24 Haziran seçimleri bütün yurtta sakin geçti.
Fakat seçim sonuçları tahlilleri özellikle HAVUZ ”SARAY ”MEDYASINDA büyük bir coşku yarattı.Bir anda adaylığı sürecinde İnce’ yi yerden yere vuranlar şimdi adeta İnce hastalığa tutuldular.
Aslında ilginç gibi gelen bu durum sonuçlar irdelendiğinde çok ta acayip görünmüyor.
Cumhurbaşkanlığını yeniden % 52.6 oyla kazanan Recep Tayyip Erdoğan dan başlayalım.İlk bakışta Cumhur ittifakı sayesinde Erdoğan Saray da kalmayı başardı.
Fakat Genel Başkanı olduğu partisi AKP %49.5 oy oranından 41 lere düşerek 8 puanlık bir kayıpla TBMM de iktidar çoğunluğunu kaybetti.
CHP son seçimlerde aldığı oy oranından 2.5 puan kaybederken aksine Meclisteki sandalye sayısını artırdı, üstelik 13 vilayette de yıllar sonra milletvekili çıkarmayı başardı.
Millet ittifakının Cumhurbaşkanı adayı Muharrem İnce’nin adaylığıyla da partisine yeni bir ivme ve heyecan kazandırdı.Muharrem İnce her yere gitti, heyecanlı mitingler de oldu gerçekten. CHP örgütü olağanüstü katılım gösterdi. Bunu eğer bir başarı olarak değerlendiriyorsak bu açıdan bakmak gerekir buna. Bu çok önemli bir heyecandı. Sayın İnce’yi aday gösteren Sayın Kılıçdaroğlu’nun da hakkını daha önce teslim etmiştik.Şimdi hemen unutulması şaşırtıcı değil mi ?
Seçim öncesi sürece bir bakalım, Türkiye nasıldı? Demokrasi çok büyük açmazların içerisindeydi, tek adam rejimi görüntüsü ülkeye hakim olmuştu, insanlar geleceğinden emin değildi. Sayın Cumhurbaşkanının kararlarıyla yargı karar veriyor izlenimi bütün Türkiye’ye hakimdi. Ekonomi hiçbir şekilde iyi gitmiyordu. Böyle bir tabloda Sayın Kılıçdaroğlu millet ittifakını kurdu. 15 vekili İYİ Parti’ye verdi, baraj sorunu kalktı. Bakın barajı Sayın Kılıçdaroğlu kaldırdı. Gerek Meral Akşener’in diğer adayların aday olmasındaki engelleri kaldırdı. 100 bin imza için vatandaşlara çağrı yaptı. Bu çok büyük bir atılımdı. O günlerde herkes Kılıçdaroğlu’nu alkışlıyordu.

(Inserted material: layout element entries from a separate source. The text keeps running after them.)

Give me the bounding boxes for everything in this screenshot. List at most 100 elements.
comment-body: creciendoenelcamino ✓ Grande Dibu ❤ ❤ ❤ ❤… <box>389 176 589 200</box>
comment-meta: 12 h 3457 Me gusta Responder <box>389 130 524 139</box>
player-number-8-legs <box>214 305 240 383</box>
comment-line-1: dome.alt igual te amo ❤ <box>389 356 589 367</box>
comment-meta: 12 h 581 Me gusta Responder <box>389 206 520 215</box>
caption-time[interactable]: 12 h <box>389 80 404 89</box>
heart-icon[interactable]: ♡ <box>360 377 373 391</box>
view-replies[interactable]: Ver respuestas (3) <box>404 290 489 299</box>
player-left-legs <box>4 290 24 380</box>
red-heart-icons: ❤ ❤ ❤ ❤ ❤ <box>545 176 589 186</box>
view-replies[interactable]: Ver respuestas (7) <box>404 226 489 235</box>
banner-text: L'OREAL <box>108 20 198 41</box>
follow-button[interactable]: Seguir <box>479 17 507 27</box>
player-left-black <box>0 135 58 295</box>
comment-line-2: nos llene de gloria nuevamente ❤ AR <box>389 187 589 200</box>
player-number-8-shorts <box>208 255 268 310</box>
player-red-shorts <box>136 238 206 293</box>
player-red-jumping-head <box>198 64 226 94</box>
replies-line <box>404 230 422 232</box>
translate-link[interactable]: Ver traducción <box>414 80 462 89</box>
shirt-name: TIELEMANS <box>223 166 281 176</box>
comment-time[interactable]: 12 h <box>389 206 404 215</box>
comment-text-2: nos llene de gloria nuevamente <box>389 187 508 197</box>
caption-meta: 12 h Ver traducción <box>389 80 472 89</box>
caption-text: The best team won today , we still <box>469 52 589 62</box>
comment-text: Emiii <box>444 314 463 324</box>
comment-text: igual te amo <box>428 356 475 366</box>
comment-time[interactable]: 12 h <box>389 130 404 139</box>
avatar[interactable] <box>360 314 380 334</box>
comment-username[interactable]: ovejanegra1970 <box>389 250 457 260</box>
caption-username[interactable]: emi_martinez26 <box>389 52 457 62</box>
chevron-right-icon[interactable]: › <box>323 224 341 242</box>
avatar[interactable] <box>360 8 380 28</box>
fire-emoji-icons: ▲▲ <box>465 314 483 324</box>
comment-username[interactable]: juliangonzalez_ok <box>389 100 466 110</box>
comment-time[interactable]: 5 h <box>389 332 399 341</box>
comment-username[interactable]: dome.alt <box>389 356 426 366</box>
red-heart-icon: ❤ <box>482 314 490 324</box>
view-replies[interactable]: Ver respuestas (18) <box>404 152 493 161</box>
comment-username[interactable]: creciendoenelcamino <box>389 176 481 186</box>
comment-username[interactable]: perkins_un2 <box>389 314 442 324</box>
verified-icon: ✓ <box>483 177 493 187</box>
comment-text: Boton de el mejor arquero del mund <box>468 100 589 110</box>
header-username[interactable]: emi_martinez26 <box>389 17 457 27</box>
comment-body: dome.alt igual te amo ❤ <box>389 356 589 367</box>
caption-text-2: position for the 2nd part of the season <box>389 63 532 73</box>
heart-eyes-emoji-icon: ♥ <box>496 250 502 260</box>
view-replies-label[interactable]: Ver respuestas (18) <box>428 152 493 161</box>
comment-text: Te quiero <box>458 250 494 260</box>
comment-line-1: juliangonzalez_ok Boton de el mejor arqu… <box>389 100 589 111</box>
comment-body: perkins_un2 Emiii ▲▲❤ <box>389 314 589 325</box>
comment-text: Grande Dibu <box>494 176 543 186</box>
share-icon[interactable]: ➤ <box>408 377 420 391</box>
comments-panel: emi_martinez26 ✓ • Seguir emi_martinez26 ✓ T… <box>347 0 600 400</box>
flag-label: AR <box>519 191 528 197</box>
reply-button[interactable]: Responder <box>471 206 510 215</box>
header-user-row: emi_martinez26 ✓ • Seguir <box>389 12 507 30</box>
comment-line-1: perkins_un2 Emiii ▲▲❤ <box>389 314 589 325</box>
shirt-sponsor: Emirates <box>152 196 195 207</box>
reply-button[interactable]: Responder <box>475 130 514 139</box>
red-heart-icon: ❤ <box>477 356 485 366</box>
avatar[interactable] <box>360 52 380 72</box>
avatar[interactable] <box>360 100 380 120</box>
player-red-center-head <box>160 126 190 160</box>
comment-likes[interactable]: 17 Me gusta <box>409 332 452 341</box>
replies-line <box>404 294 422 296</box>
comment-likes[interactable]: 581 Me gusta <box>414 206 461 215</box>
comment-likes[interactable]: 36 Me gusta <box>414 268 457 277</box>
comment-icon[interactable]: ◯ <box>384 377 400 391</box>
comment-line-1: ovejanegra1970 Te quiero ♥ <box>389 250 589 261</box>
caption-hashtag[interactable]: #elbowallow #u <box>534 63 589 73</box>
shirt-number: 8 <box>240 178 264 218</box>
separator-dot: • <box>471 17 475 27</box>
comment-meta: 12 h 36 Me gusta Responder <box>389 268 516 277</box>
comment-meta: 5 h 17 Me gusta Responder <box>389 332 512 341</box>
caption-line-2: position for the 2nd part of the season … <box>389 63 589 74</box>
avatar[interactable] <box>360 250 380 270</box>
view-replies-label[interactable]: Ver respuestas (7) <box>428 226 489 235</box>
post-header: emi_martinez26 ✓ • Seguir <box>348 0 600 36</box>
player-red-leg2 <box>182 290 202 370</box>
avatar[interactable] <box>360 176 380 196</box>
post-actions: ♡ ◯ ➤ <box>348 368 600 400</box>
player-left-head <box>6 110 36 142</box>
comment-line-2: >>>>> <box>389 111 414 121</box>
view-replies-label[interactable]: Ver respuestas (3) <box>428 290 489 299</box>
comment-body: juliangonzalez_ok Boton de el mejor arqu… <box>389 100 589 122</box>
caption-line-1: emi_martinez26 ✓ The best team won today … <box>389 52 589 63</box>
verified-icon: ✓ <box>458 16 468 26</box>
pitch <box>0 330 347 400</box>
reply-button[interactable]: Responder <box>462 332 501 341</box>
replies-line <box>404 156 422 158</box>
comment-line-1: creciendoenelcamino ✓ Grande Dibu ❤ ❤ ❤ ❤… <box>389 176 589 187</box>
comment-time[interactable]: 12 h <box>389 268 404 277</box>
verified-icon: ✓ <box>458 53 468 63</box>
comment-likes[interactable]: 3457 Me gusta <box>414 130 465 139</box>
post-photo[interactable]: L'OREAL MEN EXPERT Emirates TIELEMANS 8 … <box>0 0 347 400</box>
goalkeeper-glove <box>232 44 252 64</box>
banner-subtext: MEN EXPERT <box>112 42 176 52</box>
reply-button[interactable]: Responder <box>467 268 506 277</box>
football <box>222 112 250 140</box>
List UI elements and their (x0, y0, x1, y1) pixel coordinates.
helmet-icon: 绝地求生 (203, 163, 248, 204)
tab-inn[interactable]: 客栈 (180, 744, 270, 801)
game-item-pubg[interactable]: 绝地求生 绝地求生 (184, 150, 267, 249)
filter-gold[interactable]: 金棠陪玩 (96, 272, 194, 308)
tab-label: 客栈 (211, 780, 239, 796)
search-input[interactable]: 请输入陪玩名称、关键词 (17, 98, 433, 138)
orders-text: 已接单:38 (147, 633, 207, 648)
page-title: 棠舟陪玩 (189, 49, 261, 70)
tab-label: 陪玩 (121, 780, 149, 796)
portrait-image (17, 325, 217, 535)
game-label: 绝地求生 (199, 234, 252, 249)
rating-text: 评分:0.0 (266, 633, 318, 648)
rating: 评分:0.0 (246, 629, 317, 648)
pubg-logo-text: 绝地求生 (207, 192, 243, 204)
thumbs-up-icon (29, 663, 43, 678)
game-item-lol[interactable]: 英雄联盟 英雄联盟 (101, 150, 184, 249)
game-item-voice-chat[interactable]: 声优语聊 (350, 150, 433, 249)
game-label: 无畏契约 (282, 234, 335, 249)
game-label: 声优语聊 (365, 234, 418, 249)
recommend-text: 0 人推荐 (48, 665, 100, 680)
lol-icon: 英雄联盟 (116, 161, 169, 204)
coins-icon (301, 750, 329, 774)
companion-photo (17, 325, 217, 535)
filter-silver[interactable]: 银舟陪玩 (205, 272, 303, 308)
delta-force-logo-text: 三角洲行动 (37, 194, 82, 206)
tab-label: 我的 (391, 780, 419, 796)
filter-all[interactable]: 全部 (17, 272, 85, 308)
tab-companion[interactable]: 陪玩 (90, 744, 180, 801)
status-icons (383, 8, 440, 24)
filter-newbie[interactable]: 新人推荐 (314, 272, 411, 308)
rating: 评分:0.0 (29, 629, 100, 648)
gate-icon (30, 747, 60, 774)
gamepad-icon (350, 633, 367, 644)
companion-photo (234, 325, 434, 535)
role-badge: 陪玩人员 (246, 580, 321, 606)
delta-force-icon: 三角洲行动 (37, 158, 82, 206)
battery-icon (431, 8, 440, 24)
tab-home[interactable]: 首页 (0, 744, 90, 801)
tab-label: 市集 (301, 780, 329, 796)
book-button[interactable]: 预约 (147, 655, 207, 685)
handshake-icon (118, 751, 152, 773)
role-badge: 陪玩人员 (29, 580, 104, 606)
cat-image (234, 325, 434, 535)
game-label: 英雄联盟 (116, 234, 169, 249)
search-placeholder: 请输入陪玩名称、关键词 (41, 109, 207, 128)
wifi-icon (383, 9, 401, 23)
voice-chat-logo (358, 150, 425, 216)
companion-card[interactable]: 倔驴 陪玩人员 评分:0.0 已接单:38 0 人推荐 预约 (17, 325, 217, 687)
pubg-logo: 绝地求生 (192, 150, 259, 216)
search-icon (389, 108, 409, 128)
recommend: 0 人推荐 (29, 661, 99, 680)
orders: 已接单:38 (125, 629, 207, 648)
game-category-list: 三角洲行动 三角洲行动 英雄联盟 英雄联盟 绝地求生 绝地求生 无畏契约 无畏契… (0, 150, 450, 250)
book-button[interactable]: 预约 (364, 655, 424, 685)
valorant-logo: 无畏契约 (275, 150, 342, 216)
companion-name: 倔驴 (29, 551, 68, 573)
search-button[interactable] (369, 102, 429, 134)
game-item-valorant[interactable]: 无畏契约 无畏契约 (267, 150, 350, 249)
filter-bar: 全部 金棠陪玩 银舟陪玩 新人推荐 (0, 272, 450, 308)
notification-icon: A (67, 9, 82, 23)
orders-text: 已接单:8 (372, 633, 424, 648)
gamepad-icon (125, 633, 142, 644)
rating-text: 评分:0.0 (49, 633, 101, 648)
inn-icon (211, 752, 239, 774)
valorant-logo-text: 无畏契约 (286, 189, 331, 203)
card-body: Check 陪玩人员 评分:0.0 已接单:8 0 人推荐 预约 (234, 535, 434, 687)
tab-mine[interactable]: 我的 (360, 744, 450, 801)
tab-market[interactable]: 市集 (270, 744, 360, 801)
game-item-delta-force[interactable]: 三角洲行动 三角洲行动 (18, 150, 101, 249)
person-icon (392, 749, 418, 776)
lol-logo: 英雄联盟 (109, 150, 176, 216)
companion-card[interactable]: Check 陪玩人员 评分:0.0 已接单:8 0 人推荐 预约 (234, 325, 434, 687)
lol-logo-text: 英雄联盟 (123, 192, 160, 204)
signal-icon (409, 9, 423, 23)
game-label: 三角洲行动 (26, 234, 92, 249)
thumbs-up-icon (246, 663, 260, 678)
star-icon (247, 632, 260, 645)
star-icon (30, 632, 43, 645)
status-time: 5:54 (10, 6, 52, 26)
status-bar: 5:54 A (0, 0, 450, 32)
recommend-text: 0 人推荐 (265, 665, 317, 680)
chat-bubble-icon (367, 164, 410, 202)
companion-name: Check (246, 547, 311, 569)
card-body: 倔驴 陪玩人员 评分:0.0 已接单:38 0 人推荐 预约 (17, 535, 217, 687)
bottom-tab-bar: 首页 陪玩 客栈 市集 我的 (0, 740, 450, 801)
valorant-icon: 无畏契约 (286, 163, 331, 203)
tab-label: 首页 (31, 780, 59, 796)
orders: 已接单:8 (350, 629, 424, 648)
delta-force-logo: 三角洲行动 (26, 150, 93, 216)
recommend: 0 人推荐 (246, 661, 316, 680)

Bugün ne değişti? Bugünkü eleştirileri anlayabilmek çok da zor değil aslında.
Cumhurbaşkanlığı seçimi ile Milletvekili seçiminde kullanılan oyları aynı kefeye koyup başarılılık ya da başarısızlık karnesi vermek bizce çok da adil değildir.
Asıl başarı bundan sonra buradan oyu aktarmakla olur. Bunu aktarmazsanız, seçim sürecine bağlı değişiklikleri başarı olarak görmek doğru değildir.
Özellikle CHP lileri uyarmak,Havuz,Saray Medyasının ve AKP nin İnce sevdasını iyi tahlil etmek her sosyal demokratın birinci görevi olmalıdır.
Onların amacının ”üzüm yemek değil ;bağcı yı dövmek ,İnce’ nin sırtından, CHP yi bölmek” olduğunu asla unutmayalım.